Nvidia released a new family of artificial intelligence (AI) models on Tuesday at its GPU Technology Conference (GTC) 2025. Dubbed Llama Nemotron, these are the company’s latest reasoning-focused large language models (LLMs) that are designed to offer a foundation for agentic AI workflows. The Santa Clara-based tech giant said these models were aimed at developers and enterprises to enable them to make advanced AI agents that can either work independently or as connected teams to perform complex tasks. The Llama Nemotron models are currently available via Nvidia’s platform and Hugging Face.
Nvidia Introduces New Reasoning-Focused AI Models
In a newsroom post, the tech giant detailed the new AI models. The Llama Nemotron reasoning models are based on Meta’s Llama 3 series models, with post-training enhancements added by Nvidia. The company highlighted that the family of AI models display improved capabilities in multistep mathematics, coding, reasoning, and complex decision-making.
The company highlighted that the process improved the accuracy of the models by up to 20 percent compared to the based models. The inference speed is also said to have been improved by five times compared to similar-sized open-source reasoning models. Nvidia claimed that “the models can handle more complex reasoning tasks, enhance decision-making capabilities, and reduce operational costs for enterprises.” With these advancements, the LLM can be used to build and power AI agents.
Llama Nemotron reasoning models are available in three parameter sizes — Nano, Super, and Ultra. The Nano model is best suited for on-device and edge-based tasks that require high accuracy. The Super variant is placed in the middle to offer high accuracy and throughput on a single GPU. Finally, the Ultra model is meant to be run on multi-GPU servers and offers agentic accuracy.
The post-training of the reasoning models was done on the Nvidia DGX Cloud using curated synthetic data generated using the Nemotron platform as well as other open models. The tech giant is also making the tools, datasets, and post-training optimisation techniques used to develop the Llama Nemotron models available to the open-source community.

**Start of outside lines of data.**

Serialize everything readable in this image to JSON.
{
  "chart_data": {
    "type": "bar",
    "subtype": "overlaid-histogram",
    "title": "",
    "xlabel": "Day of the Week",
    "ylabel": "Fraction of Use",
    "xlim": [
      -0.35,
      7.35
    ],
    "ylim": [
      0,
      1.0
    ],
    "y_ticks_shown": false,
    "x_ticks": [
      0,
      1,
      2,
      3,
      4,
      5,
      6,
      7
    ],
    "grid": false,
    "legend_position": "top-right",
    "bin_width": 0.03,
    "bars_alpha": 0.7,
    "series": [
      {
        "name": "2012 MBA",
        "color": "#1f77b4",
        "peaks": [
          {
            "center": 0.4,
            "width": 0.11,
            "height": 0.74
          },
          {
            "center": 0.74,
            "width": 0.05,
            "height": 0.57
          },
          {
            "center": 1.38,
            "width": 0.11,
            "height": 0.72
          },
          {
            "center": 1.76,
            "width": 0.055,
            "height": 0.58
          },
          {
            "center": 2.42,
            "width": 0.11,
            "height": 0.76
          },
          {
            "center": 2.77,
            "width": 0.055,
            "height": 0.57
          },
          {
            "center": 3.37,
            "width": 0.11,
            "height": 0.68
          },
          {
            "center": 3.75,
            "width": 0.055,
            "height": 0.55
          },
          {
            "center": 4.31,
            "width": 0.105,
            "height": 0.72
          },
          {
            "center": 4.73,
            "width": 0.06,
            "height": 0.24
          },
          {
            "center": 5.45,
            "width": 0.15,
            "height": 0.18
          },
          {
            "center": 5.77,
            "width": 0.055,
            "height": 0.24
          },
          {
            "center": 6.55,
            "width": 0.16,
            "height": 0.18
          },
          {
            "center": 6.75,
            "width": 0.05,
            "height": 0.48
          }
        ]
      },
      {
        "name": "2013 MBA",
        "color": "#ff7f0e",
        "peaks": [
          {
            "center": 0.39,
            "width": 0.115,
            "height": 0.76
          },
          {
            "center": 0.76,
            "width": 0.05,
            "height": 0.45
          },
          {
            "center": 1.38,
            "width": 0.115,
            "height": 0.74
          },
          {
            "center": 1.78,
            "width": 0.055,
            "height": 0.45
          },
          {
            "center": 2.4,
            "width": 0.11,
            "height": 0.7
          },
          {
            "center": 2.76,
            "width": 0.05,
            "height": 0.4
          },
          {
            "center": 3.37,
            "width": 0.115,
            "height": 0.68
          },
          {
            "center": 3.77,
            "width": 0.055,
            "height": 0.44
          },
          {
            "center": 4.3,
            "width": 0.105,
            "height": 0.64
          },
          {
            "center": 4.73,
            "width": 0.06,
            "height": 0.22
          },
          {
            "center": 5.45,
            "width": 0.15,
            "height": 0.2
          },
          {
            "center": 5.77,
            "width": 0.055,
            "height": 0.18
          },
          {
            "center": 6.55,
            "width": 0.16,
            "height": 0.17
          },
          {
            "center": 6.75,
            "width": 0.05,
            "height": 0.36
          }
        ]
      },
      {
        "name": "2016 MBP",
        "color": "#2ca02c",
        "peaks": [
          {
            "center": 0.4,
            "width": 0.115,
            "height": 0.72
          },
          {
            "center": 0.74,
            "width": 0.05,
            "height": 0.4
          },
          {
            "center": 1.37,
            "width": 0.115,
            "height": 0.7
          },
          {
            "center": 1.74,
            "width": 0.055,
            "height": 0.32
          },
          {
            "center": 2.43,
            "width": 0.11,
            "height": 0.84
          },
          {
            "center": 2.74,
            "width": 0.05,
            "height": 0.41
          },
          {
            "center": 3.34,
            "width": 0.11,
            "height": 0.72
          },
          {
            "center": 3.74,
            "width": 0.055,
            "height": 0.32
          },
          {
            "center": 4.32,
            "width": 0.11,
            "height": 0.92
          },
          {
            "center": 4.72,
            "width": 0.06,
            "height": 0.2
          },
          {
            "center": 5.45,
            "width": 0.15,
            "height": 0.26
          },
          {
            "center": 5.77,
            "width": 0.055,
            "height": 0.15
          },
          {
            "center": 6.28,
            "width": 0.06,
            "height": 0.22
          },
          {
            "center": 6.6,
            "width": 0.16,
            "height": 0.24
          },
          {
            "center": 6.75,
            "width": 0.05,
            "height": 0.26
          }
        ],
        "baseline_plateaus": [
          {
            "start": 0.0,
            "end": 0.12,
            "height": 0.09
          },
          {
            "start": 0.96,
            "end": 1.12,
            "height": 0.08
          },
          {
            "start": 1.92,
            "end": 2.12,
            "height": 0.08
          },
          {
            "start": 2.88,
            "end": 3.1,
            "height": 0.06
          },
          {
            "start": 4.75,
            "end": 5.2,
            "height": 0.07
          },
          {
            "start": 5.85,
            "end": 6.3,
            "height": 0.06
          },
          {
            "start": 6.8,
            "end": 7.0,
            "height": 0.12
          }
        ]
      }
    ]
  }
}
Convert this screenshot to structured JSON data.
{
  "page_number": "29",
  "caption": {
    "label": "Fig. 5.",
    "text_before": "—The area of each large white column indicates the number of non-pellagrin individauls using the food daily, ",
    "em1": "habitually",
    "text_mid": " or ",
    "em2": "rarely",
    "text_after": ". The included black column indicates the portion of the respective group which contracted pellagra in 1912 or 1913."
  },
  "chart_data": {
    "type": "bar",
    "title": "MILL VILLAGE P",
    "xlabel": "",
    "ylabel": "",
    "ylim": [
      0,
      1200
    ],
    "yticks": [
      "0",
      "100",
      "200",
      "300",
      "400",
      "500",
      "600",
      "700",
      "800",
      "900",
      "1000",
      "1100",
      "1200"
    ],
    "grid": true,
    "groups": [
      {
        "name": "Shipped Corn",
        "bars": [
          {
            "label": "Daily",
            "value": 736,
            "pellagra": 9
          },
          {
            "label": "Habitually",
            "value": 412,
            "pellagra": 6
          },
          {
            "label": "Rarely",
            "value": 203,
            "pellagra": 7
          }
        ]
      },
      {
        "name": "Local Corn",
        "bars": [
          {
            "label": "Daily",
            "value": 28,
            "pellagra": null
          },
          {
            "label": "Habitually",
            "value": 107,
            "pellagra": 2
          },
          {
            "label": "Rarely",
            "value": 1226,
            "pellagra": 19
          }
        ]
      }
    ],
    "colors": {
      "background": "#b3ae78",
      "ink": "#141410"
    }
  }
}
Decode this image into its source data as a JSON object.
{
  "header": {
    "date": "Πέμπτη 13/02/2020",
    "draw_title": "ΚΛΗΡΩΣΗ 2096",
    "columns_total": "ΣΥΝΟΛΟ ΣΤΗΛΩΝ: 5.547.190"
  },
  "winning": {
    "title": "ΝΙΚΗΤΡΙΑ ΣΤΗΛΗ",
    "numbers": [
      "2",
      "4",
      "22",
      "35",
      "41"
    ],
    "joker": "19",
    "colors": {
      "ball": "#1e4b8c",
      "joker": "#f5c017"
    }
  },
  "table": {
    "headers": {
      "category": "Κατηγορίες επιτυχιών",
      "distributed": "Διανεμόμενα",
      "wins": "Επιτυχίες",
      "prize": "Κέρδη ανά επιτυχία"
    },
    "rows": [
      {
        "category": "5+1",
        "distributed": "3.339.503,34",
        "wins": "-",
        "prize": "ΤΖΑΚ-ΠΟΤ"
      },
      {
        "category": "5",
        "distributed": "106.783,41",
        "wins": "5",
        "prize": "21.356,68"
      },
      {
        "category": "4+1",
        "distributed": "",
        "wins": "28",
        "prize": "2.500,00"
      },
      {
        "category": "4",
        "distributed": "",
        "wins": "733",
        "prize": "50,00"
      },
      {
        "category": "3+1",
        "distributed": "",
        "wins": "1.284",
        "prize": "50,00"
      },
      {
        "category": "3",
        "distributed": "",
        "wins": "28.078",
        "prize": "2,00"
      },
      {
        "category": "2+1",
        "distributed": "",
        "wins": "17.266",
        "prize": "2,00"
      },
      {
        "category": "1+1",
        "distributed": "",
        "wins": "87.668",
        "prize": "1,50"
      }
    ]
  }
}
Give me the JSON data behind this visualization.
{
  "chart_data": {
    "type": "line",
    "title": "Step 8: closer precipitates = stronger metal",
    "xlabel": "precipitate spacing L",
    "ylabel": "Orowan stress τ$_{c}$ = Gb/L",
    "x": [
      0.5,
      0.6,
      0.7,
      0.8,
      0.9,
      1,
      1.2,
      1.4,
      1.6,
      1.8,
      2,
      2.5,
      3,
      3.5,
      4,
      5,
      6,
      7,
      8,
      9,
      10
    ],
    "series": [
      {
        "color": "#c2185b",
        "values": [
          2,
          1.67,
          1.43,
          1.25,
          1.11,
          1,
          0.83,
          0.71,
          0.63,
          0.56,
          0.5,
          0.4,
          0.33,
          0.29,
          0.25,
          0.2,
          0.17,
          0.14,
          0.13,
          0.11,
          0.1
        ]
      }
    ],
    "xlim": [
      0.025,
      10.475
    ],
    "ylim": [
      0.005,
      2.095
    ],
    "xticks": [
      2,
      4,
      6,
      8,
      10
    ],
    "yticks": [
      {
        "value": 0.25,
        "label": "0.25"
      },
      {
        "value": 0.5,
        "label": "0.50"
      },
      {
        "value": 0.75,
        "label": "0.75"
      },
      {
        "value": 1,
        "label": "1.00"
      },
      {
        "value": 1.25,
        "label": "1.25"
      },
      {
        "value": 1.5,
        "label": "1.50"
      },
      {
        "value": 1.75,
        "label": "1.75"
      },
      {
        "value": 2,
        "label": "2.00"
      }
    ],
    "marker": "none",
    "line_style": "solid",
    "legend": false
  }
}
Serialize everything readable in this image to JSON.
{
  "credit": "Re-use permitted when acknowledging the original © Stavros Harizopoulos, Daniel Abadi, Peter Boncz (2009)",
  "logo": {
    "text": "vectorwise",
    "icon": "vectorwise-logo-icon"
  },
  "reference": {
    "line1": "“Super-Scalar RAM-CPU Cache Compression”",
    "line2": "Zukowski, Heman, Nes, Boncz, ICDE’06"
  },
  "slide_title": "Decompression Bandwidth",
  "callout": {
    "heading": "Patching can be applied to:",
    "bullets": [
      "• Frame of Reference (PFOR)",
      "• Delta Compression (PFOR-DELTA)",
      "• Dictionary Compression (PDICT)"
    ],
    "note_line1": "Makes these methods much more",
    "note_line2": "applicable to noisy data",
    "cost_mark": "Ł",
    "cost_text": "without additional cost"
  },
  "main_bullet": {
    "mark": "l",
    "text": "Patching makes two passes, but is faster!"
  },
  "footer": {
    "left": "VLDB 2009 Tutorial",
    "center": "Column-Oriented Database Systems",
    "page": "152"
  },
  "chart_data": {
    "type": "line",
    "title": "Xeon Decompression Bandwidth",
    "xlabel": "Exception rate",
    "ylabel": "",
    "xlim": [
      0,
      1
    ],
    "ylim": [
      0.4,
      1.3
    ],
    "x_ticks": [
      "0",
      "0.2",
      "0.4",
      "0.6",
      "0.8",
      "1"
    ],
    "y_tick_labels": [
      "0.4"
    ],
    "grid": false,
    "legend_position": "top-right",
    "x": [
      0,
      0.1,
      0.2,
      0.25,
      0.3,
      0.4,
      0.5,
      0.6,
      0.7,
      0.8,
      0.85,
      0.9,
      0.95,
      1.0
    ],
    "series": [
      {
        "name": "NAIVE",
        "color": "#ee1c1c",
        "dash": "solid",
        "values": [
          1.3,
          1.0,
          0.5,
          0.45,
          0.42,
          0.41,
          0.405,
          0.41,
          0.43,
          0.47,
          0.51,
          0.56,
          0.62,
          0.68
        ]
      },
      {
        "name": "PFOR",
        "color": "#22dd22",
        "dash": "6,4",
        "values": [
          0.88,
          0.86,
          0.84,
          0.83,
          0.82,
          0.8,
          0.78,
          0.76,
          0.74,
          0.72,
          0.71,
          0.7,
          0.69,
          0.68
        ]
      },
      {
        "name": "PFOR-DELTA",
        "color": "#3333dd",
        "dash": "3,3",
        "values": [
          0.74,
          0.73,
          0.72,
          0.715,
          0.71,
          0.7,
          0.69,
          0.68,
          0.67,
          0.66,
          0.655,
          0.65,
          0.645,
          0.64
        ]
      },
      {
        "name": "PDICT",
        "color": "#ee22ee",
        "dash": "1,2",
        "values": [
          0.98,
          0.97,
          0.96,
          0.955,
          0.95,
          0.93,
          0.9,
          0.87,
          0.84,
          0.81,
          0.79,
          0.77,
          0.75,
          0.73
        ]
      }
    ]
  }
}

Nvidia is also working with enterprise partners to bring the models to developers and businesses. These reasoning models and the NIM microservices can be accessed via Microsoft’s Azure AI Foundry as well as an option via the Azure AI Agent Services. SAP is also using the models for its Business AI solutions and the AI copilot dubbed Joule, the company said. Other enterprises using Llama Nemotron models include ServiceNow, Accenture, and Deloitte.
The Llama Nemotron Nano and Super models and NIM microservices are available for businesses and developers as an application programming interface (API) via Nvidia’s platform as well as its Hugging Face listing. It is available with the permissive Nvidia Open Model License Agreement which allows both research and commercial usage.